顾峪昔心想,他从不是自卑的人,也从没有觉得自己是二次分化alpha就自卑过,可还是在某个瞬间产生了自我怀疑。
人一旦陷入自我愧疚当中,会一发不可收拾的认为都是自己的错。
“所以你觉得遇见我是错误的吗?”
顾峪昔愣然怔住。
他感觉到骆盼之宽大的掌心安抚着孕肚,跟着耳旁温柔的话语一同抚慰着。
“所以你觉得爱上我也是错误的吗?”
“所以你后悔爱上我了吗?”
顾峪昔心想怎么可能,他缓缓转过身面对着骆盼之,抬眸:“没有,我没有后悔过。”
骆盼之见顾峪昔眼睛都哭肿了,心想这得是哭了多久,该不会中午就跑去厕所偷偷哭了吧,不由得暗骂了自己好几遍混蛋。
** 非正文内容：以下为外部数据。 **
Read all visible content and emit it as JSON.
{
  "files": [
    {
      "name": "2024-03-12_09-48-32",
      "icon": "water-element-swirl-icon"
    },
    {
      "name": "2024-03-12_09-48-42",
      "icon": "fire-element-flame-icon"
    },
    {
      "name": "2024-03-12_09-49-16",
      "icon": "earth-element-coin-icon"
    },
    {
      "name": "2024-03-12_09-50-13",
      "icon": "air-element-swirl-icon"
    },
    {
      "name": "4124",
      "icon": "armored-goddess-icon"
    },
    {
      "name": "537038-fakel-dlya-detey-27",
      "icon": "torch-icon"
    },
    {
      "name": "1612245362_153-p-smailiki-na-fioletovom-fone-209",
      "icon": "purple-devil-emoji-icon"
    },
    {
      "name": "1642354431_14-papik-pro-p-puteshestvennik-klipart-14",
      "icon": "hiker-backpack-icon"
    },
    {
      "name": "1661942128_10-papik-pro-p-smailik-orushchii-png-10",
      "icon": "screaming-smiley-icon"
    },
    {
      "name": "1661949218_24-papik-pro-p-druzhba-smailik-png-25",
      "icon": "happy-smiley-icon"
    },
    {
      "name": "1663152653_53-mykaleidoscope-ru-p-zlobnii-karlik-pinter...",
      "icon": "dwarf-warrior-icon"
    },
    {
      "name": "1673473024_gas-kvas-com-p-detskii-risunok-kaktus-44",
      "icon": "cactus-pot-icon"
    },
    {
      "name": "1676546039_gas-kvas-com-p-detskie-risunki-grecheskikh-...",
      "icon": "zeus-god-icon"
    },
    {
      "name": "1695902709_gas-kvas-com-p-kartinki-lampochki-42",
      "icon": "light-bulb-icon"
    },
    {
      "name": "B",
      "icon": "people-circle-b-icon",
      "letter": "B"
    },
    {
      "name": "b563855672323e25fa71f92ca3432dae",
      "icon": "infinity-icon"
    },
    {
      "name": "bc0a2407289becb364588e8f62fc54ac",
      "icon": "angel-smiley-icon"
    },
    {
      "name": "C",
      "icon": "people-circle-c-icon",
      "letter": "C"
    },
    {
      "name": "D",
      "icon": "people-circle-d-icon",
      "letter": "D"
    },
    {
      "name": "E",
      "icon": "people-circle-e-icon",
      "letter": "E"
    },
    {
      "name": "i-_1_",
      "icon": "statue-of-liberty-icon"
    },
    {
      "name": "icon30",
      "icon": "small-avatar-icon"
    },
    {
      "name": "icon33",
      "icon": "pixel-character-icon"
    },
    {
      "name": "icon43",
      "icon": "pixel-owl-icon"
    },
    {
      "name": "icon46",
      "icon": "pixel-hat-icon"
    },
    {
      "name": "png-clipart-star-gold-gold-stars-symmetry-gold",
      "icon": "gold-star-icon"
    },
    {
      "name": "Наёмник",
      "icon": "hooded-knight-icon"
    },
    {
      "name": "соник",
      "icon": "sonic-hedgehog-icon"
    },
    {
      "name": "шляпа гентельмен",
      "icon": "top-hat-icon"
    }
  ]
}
他把人搂入怀中,吻上哭肿的眼睛,温柔道:“如果真的如你说的那样,你没有分化成alpha,那我们不会相遇,不会相爱,不会因为某件事而吵架,不会躺在一张被子下,闭上眼前最后一眼是你,睁开眼第一眼是你。”
“我也不会看到这样的你,也没有机会心疼你去哄你。”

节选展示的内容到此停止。